Здесь на втором этаже нашлась комната с кроватью на двоих. Расседлали лошадей. Иехуда кинул себе подстилку на пол и за Иааковом спустился вниз.
У выхода плешивый хозяин с двойным подбородком, в засаленной шапочке и переднике точил тесак о камень и поглядывал на улицу.
– Куда все бегут? – спросил Иааков.
– Слушать великого учителя. Вы разве не за тем приехали? – покосился хозяин на двоих. – В прошлый раз он вылечил сына городского старшины. Царедворца Антипы. А теперь, говорят, воскрешает из мертвых, – в голосе правоверного зазвучала ирония.
– А волосы на плешь он не наращивает? – съязвил Иехуда.
– Нет. Мозги наращивает!
Иааков хмыкнул и оба отправились за людьми.
Узкая улочка вывела на площадь перед синагогой. Толпа возбужденно гудела и колыхалась. Люди давились у входа в молитвенный дом и гроздьями висели на деревьях. Иаакова и Иехуду теснили со всех сторон. Вперед лезли увечные. Их провожали тычками.
Вокруг с радостной тревогой раздавалось: «Равви – «тут!» «Мессия!» Один, в красном головном платке, зацокал языком и, понизив голос, рассказывал, будто учитель якшается с мытарями и оборванцами, и живет с гулящей. Его пристыдили: она вдова.
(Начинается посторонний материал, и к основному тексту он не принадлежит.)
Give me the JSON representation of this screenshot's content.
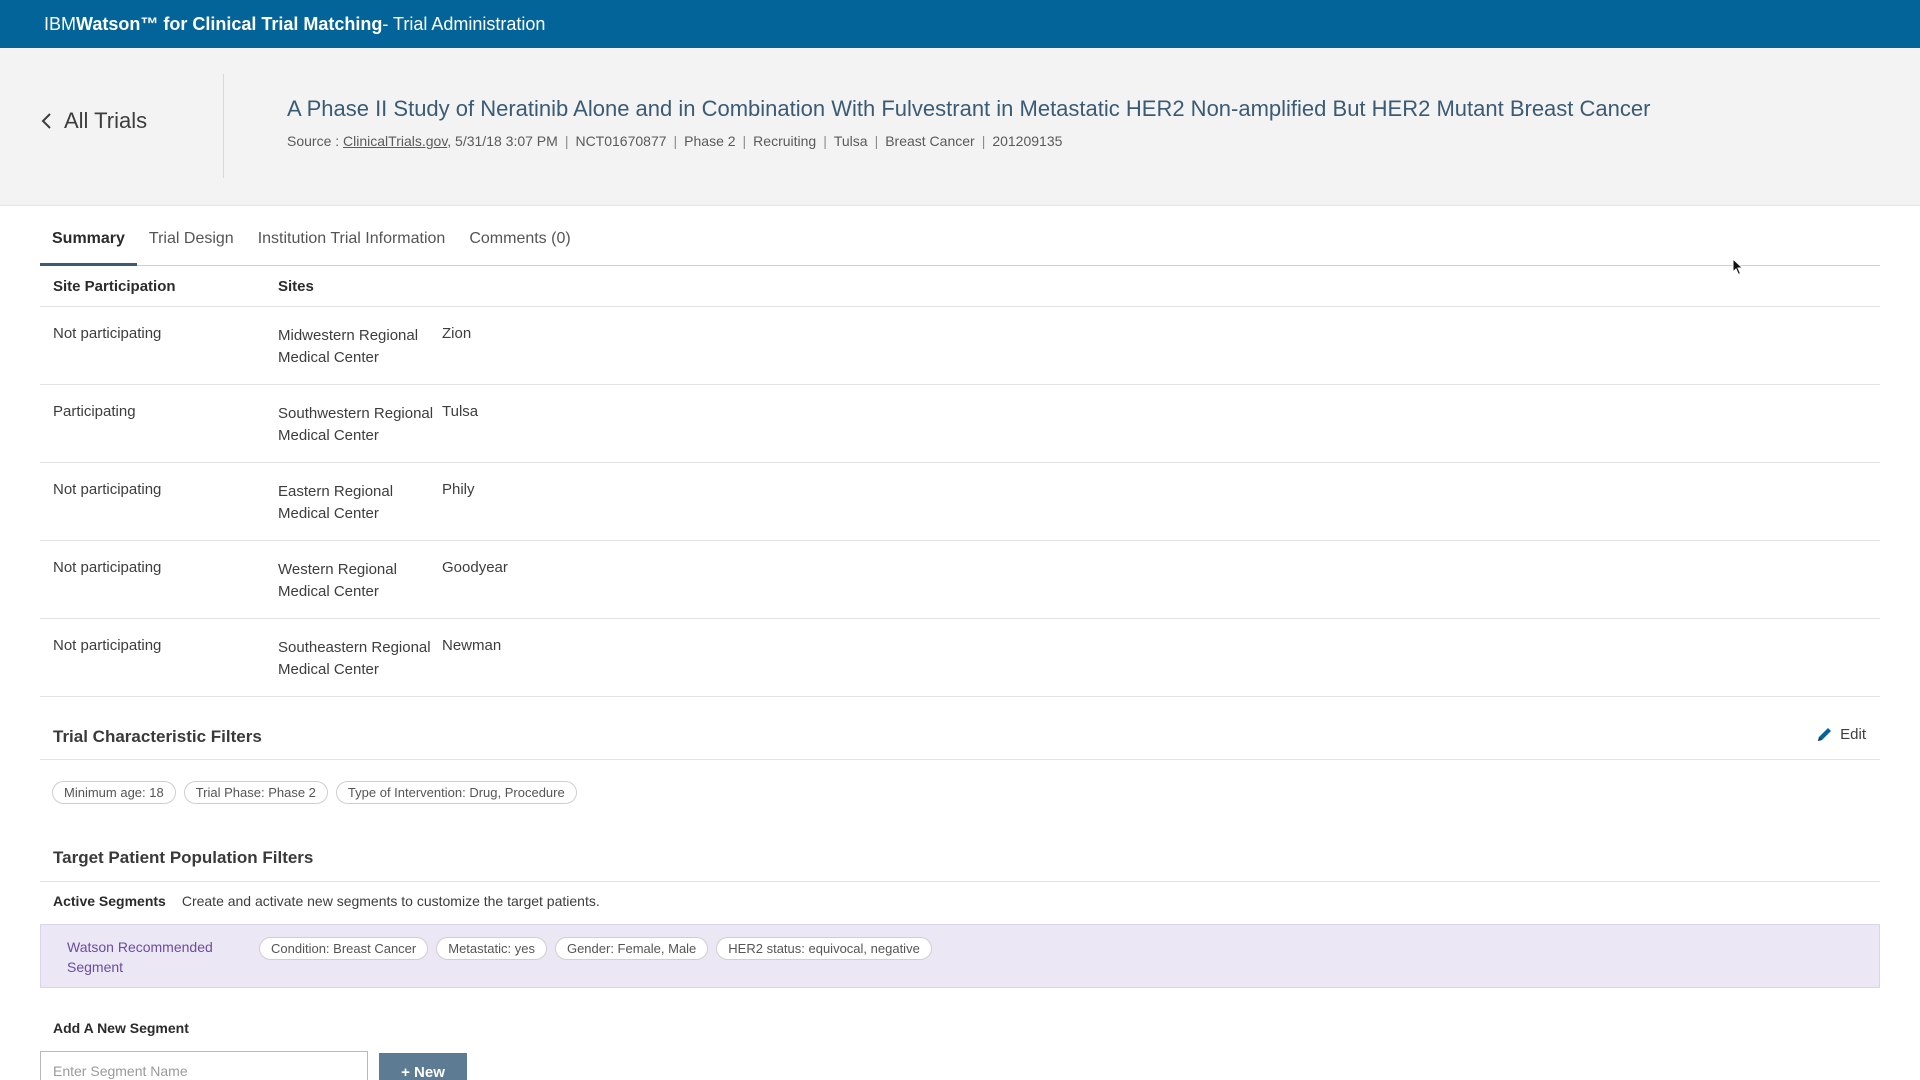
{
  "topbar": {
    "brand_prefix": "IBM ",
    "brand_bold": "Watson™ for Clinical Trial Matching",
    "brand_suffix": " - Trial Administration"
  },
  "header": {
    "back_label": "All Trials",
    "title": "A Phase II Study of Neratinib Alone and in Combination With Fulvestrant in Metastatic HER2 Non-amplified But HER2 Mutant Breast Cancer",
    "source_label": "Source : ",
    "source_link": "ClinicalTrials.gov",
    "meta": [
      ", 5/31/18 3:07 PM",
      "NCT01670877",
      "Phase 2",
      "Recruiting",
      "Tulsa",
      "Breast Cancer",
      "201209135"
    ]
  },
  "tabs": [
    "Summary",
    "Trial Design",
    "Institution Trial Information",
    "Comments (0)"
  ],
  "sites_table": {
    "headers": [
      "Site Participation",
      "Sites"
    ],
    "rows": [
      {
        "participation": "Not participating",
        "name": "Midwestern Regional Medical Center",
        "city": "Zion"
      },
      {
        "participation": "Participating",
        "name": "Southwestern Regional Medical Center",
        "city": "Tulsa"
      },
      {
        "participation": "Not participating",
        "name": "Eastern Regional Medical Center",
        "city": "Phily"
      },
      {
        "participation": "Not participating",
        "name": "Western Regional Medical Center",
        "city": "Goodyear"
      },
      {
        "participation": "Not participating",
        "name": "Southeastern Regional Medical Center",
        "city": "Newman"
      }
    ]
  },
  "trial_filters": {
    "title": "Trial Characteristic Filters",
    "edit_label": "Edit",
    "chips": [
      "Minimum age: 18",
      "Trial Phase: Phase 2",
      "Type of Intervention: Drug, Procedure"
    ]
  },
  "population": {
    "title": "Target Patient Population Filters",
    "active_label": "Active Segments",
    "active_desc": "Create and activate new segments to customize the target patients.",
    "segment_name": "Watson Recommended Segment",
    "segment_chips": [
      "Condition: Breast Cancer",
      "Metastatic: yes",
      "Gender: Female, Male",
      "HER2 status: equivocal, negative"
    ]
  },
  "add_segment": {
    "title": "Add A New Segment",
    "placeholder": "Enter Segment Name",
    "button_label": "+ New"
  },
  "colors": {
    "topbar": "#03649a",
    "segment_bg": "#ebe7f5",
    "segment_text": "#6c4c9c",
    "button": "#5d7b93"
  }
}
– Равви учит, будто женившись на вдове, прелюбодействуешь! – возразил рассказчик.
– Он говорит о разведенных…
– Фарисеи и книжники ненавидят равви за правду и оговаривают его. Ты б, мил человек, шел отсюда, пока цел, чем повторять мерзкое перед Господом! – угрожающе проговорил бородатый здоровяк с разноцветными радужками глаз.
Человек в красном платке опасливо протиснулся в толпу.
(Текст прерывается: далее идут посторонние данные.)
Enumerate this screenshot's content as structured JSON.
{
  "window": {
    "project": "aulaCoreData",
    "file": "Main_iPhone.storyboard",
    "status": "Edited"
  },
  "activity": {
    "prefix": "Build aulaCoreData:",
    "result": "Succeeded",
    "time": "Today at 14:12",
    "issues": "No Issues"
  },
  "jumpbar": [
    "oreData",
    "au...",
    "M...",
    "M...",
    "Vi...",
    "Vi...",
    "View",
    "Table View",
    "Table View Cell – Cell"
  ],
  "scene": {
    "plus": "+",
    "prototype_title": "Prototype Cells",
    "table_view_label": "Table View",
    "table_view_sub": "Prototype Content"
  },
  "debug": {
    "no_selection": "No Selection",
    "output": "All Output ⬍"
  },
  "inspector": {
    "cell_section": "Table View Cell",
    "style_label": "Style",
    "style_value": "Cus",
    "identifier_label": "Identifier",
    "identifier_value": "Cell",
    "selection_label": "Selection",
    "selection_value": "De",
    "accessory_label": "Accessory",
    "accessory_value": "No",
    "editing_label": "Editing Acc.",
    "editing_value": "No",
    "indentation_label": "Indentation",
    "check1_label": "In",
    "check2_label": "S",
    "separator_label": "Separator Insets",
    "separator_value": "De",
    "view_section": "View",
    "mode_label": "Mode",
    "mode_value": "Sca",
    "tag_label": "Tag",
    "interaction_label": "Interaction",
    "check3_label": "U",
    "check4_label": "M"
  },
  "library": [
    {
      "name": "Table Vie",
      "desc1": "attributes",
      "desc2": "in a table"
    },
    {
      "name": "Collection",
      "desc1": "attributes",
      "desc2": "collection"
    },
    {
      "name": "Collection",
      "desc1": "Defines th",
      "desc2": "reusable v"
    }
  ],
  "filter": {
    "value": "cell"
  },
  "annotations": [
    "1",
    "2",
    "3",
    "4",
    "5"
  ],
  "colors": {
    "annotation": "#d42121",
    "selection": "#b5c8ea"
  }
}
– Кифа! – Иааков схватил здоровяка за рукав халата. Гигант настороженно посмотрел на Иаакова. – Я брат маленького равви! Помнишь в детстве, у ручья?
– А-а, – неуверенно протянул мужчина, и обежал глазами близстоящих. На двоих не обращали внимания, – храни тебя Господь…
На задних зашикали и толпа притихла. Передние передавали, что говорил учитель в синагоге. Слов было не разобрать, но люди тянули шеи и благоговейно внимали.
Солнце перевалило зенит. Выкрики от синагоги перекатывались эхом по площади. Иааков ощутил внутреннюю дрожь и огляделся. Люди напряженно слушали. От умиления у старичка рядом текли слезы. Старуха с трясущейся головой и бельмом, подставив сухую ладонь к уху, старалась разобрать хоть слово и не смела переспросить.